Referring to teachers who have yet to graduate, Williams noted that the legislation provides for a 12-month transition period.
“When I look at the cadre of people in the early years sector, many have a first degree, believe it or not; but there are still maybe 50% of them who don’t. Now we have to work with these people to get them to stand up,” she said.
“The government should take greater steps to ensure that we have government-funded nursery schools or infant departments. We are not saying that individuals cannot have the basic schools in the communities, but in these basic schools we should see more and more trained professionals,” she said.
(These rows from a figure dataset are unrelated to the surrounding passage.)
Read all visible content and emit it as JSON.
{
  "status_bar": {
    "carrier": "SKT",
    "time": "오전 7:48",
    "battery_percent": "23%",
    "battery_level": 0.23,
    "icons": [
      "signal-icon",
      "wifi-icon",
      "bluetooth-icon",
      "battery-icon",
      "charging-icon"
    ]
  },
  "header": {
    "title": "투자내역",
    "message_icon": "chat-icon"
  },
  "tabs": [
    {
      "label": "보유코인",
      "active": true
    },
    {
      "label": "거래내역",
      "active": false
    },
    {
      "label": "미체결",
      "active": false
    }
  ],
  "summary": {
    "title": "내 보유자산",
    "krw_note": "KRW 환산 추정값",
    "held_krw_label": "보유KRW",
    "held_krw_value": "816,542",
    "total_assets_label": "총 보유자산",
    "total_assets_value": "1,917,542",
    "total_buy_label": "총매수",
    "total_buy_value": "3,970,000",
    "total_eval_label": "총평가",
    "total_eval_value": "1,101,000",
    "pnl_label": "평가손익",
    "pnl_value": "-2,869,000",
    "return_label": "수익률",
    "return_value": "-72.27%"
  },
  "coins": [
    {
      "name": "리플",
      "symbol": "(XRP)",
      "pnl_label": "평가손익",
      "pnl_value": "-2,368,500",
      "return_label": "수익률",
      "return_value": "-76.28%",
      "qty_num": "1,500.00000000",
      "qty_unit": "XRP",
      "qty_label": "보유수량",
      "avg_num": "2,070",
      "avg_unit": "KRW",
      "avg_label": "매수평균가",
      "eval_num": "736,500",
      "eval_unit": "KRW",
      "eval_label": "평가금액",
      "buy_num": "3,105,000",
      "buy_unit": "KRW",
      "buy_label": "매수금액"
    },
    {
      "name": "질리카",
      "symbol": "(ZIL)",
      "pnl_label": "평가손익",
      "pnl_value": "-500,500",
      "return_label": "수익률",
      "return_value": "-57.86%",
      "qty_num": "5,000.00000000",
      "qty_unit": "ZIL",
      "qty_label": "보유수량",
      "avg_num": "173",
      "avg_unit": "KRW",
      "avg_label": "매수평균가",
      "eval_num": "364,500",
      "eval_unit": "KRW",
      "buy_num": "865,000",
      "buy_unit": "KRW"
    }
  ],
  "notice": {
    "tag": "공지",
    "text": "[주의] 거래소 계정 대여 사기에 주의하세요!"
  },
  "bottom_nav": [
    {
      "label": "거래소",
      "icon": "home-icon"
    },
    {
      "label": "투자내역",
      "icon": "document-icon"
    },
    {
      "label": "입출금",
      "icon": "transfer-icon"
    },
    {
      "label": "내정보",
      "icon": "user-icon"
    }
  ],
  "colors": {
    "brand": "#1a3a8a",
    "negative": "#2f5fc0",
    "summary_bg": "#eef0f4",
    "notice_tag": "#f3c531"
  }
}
Last month, the Jamaica Teachers Association and lawmakers sparred over several provisions of the bill, including the definition of a teacher and specific academic requirements to continue or enter the profession.
In a detailed review of the bill, the JTA questioned whether the intent was to massively rid the profession of pre-trained teachers, given that most, if not all, elementary school teachers are unlicensed – the proposed starting point for entry into the profession.
JTA President Winston Smith said the teacher definition would “eliminate” all teachers who currently only hold a degree.
“If this bill, in its current form, is allowed to pass, it will in effect remove those with a teaching degree, the person who has qualifications from the VDTI (Vocational Training Development Institute) and persons holding a certificate in education. This bill, if passed, will remove these people as soon as it is signed into law,” he said during the session of the joint joint committee to review the bill.